Nigeria: combats très meurtriers entre islamistes et militaires

Le Nigeria est secoué depuis vendredi par de violents affrontements entre islamistes et militaires.

Le Nigeria est secoué depuis vendredi par de violents affrontements entre islamistes et militaires. - -

Près de 200 personnes ont été tuées au cours de violents affrontements entre des islamistes et l'armée, dans une localité du nord-est du Nigeria, sur les rives du Lac Tchad.

Au Nigeria, près de 200 personnes ont été tuées au cours de violents affrontements entre des islamistes et l'armée, dans une localité du nord-est du pays, sur les rives du Lac Tchad, qui a été à moitié détruite par les flammes, a annoncé lundi la Croix-Rouge. Les Etats-Unis ont condamné lundi ces violences.

"Jusqu'à présent, 187 morts ont été enterrés, et 77 personnes sont hospitalisées. Plus de 300 maisons ont brûlé", a déclaré un porte-parole de la Croix-Rouge, Nwakpa O. Nwakpa, un bilan beaucoup plus lourd que les "dizaines de morts" annoncées jusqu'ici par une source gouvernementale.

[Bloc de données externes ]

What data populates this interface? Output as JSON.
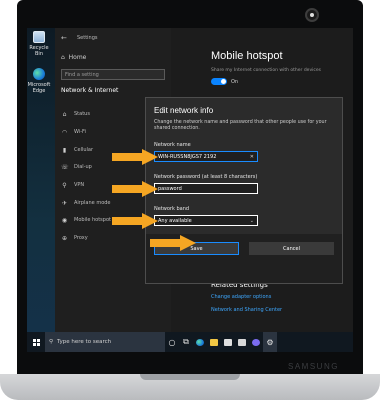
{
  "device": {
    "brand": "SAMSUNG"
  },
  "desktop": {
    "icons": [
      {
        "label": "Recycle Bin",
        "icon": "recycle-bin-icon"
      },
      {
        "label": "Microsoft Edge",
        "icon": "edge-icon"
      }
    ]
  },
  "settings": {
    "window_title": "Settings",
    "home": "Home",
    "search_placeholder": "Find a setting",
    "section": "Network & Internet",
    "nav_items": [
      {
        "label": "Status",
        "icon": "status-icon"
      },
      {
        "label": "Wi-Fi",
        "icon": "wifi-icon"
      },
      {
        "label": "Cellular",
        "icon": "cellular-icon"
      },
      {
        "label": "Dial-up",
        "icon": "dialup-icon"
      },
      {
        "label": "VPN",
        "icon": "vpn-icon"
      },
      {
        "label": "Airplane mode",
        "icon": "airplane-icon"
      },
      {
        "label": "Mobile hotspot",
        "icon": "hotspot-icon"
      },
      {
        "label": "Proxy",
        "icon": "proxy-icon"
      }
    ],
    "page_title": "Mobile hotspot",
    "share_desc": "Share my Internet connection with other devices",
    "toggle_label": "On",
    "related_heading": "Related settings",
    "related_links": [
      "Change adapter options",
      "Network and Sharing Center"
    ]
  },
  "dialog": {
    "title": "Edit network info",
    "description": "Change the network name and password that other people use for your shared connection.",
    "network_name_label": "Network name",
    "network_name_value": "WIN-RU5SN8JGS7 2192",
    "network_password_label": "Network password (at least 8 characters)",
    "network_password_value": "password",
    "network_band_label": "Network band",
    "network_band_value": "Any available",
    "save_label": "Save",
    "cancel_label": "Cancel"
  },
  "taskbar": {
    "search_placeholder": "Type here to search",
    "icons": [
      "cortana-icon",
      "task-view-icon",
      "edge-icon",
      "file-explorer-icon",
      "store-icon",
      "mail-icon",
      "app-icon",
      "settings-icon"
    ]
  },
  "colors": {
    "accent": "#1a8cff",
    "arrow": "#f5a623",
    "dialog_bg": "#2b2b2b"
  }
}
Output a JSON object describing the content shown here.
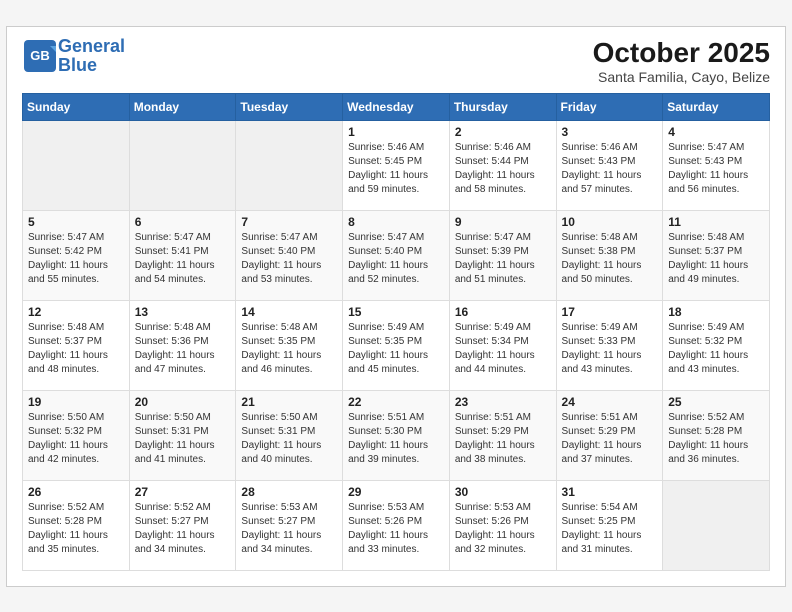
{
  "header": {
    "logo_line1": "General",
    "logo_line2": "Blue",
    "month_title": "October 2025",
    "location": "Santa Familia, Cayo, Belize"
  },
  "days_of_week": [
    "Sunday",
    "Monday",
    "Tuesday",
    "Wednesday",
    "Thursday",
    "Friday",
    "Saturday"
  ],
  "weeks": [
    [
      {
        "day": "",
        "info": ""
      },
      {
        "day": "",
        "info": ""
      },
      {
        "day": "",
        "info": ""
      },
      {
        "day": "1",
        "info": "Sunrise: 5:46 AM\nSunset: 5:45 PM\nDaylight: 11 hours\nand 59 minutes."
      },
      {
        "day": "2",
        "info": "Sunrise: 5:46 AM\nSunset: 5:44 PM\nDaylight: 11 hours\nand 58 minutes."
      },
      {
        "day": "3",
        "info": "Sunrise: 5:46 AM\nSunset: 5:43 PM\nDaylight: 11 hours\nand 57 minutes."
      },
      {
        "day": "4",
        "info": "Sunrise: 5:47 AM\nSunset: 5:43 PM\nDaylight: 11 hours\nand 56 minutes."
      }
    ],
    [
      {
        "day": "5",
        "info": "Sunrise: 5:47 AM\nSunset: 5:42 PM\nDaylight: 11 hours\nand 55 minutes."
      },
      {
        "day": "6",
        "info": "Sunrise: 5:47 AM\nSunset: 5:41 PM\nDaylight: 11 hours\nand 54 minutes."
      },
      {
        "day": "7",
        "info": "Sunrise: 5:47 AM\nSunset: 5:40 PM\nDaylight: 11 hours\nand 53 minutes."
      },
      {
        "day": "8",
        "info": "Sunrise: 5:47 AM\nSunset: 5:40 PM\nDaylight: 11 hours\nand 52 minutes."
      },
      {
        "day": "9",
        "info": "Sunrise: 5:47 AM\nSunset: 5:39 PM\nDaylight: 11 hours\nand 51 minutes."
      },
      {
        "day": "10",
        "info": "Sunrise: 5:48 AM\nSunset: 5:38 PM\nDaylight: 11 hours\nand 50 minutes."
      },
      {
        "day": "11",
        "info": "Sunrise: 5:48 AM\nSunset: 5:37 PM\nDaylight: 11 hours\nand 49 minutes."
      }
    ],
    [
      {
        "day": "12",
        "info": "Sunrise: 5:48 AM\nSunset: 5:37 PM\nDaylight: 11 hours\nand 48 minutes."
      },
      {
        "day": "13",
        "info": "Sunrise: 5:48 AM\nSunset: 5:36 PM\nDaylight: 11 hours\nand 47 minutes."
      },
      {
        "day": "14",
        "info": "Sunrise: 5:48 AM\nSunset: 5:35 PM\nDaylight: 11 hours\nand 46 minutes."
      },
      {
        "day": "15",
        "info": "Sunrise: 5:49 AM\nSunset: 5:35 PM\nDaylight: 11 hours\nand 45 minutes."
      },
      {
        "day": "16",
        "info": "Sunrise: 5:49 AM\nSunset: 5:34 PM\nDaylight: 11 hours\nand 44 minutes."
      },
      {
        "day": "17",
        "info": "Sunrise: 5:49 AM\nSunset: 5:33 PM\nDaylight: 11 hours\nand 43 minutes."
      },
      {
        "day": "18",
        "info": "Sunrise: 5:49 AM\nSunset: 5:32 PM\nDaylight: 11 hours\nand 43 minutes."
      }
    ],
    [
      {
        "day": "19",
        "info": "Sunrise: 5:50 AM\nSunset: 5:32 PM\nDaylight: 11 hours\nand 42 minutes."
      },
      {
        "day": "20",
        "info": "Sunrise: 5:50 AM\nSunset: 5:31 PM\nDaylight: 11 hours\nand 41 minutes."
      },
      {
        "day": "21",
        "info": "Sunrise: 5:50 AM\nSunset: 5:31 PM\nDaylight: 11 hours\nand 40 minutes."
      },
      {
        "day": "22",
        "info": "Sunrise: 5:51 AM\nSunset: 5:30 PM\nDaylight: 11 hours\nand 39 minutes."
      },
      {
        "day": "23",
        "info": "Sunrise: 5:51 AM\nSunset: 5:29 PM\nDaylight: 11 hours\nand 38 minutes."
      },
      {
        "day": "24",
        "info": "Sunrise: 5:51 AM\nSunset: 5:29 PM\nDaylight: 11 hours\nand 37 minutes."
      },
      {
        "day": "25",
        "info": "Sunrise: 5:52 AM\nSunset: 5:28 PM\nDaylight: 11 hours\nand 36 minutes."
      }
    ],
    [
      {
        "day": "26",
        "info": "Sunrise: 5:52 AM\nSunset: 5:28 PM\nDaylight: 11 hours\nand 35 minutes."
      },
      {
        "day": "27",
        "info": "Sunrise: 5:52 AM\nSunset: 5:27 PM\nDaylight: 11 hours\nand 34 minutes."
      },
      {
        "day": "28",
        "info": "Sunrise: 5:53 AM\nSunset: 5:27 PM\nDaylight: 11 hours\nand 34 minutes."
      },
      {
        "day": "29",
        "info": "Sunrise: 5:53 AM\nSunset: 5:26 PM\nDaylight: 11 hours\nand 33 minutes."
      },
      {
        "day": "30",
        "info": "Sunrise: 5:53 AM\nSunset: 5:26 PM\nDaylight: 11 hours\nand 32 minutes."
      },
      {
        "day": "31",
        "info": "Sunrise: 5:54 AM\nSunset: 5:25 PM\nDaylight: 11 hours\nand 31 minutes."
      },
      {
        "day": "",
        "info": ""
      }
    ]
  ]
}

De nombreux habitants toujours portés disparus

Les affrontements ont éclaté vendredi dans le village isolé de Baga, dans l'Etat de Borno, une région où est basé le groupe islamiste nigérian Boko Haram, responsable d'attaques sanglantes dans le nord et le centre du pays depuis 2009.

Des insurgés ont été tués, mais aussi des soldats et des civils, selon des témoignages d'habitants recueillis par un représentant des autorités ayant inspecté les lieux dimanche, qui a requis l'anonymat.

Près de la moitié de la localité a été détruite par des incendies à la suite des combats, a estimé lundi un responsable des services de secours. Environ "40% de la ville a été détruite par le feu. De nombreux habitants sont toujours portés disparus et pour le moment on suppose qu'ils ont fui dans la brousse", a déclaré ce responsable sous couvert d'anonymat.

Selon des habitants, les violences ont éclaté quand des militaires ont encerclé une mosquée où des islamistes armés étaient supposés s'être réfugiés. Dans les fusillades qui ont suivi, les insurgés se seraient servis d'armes lourdes, mais peu d'informations ont pu être obtenues sur la nature des combats.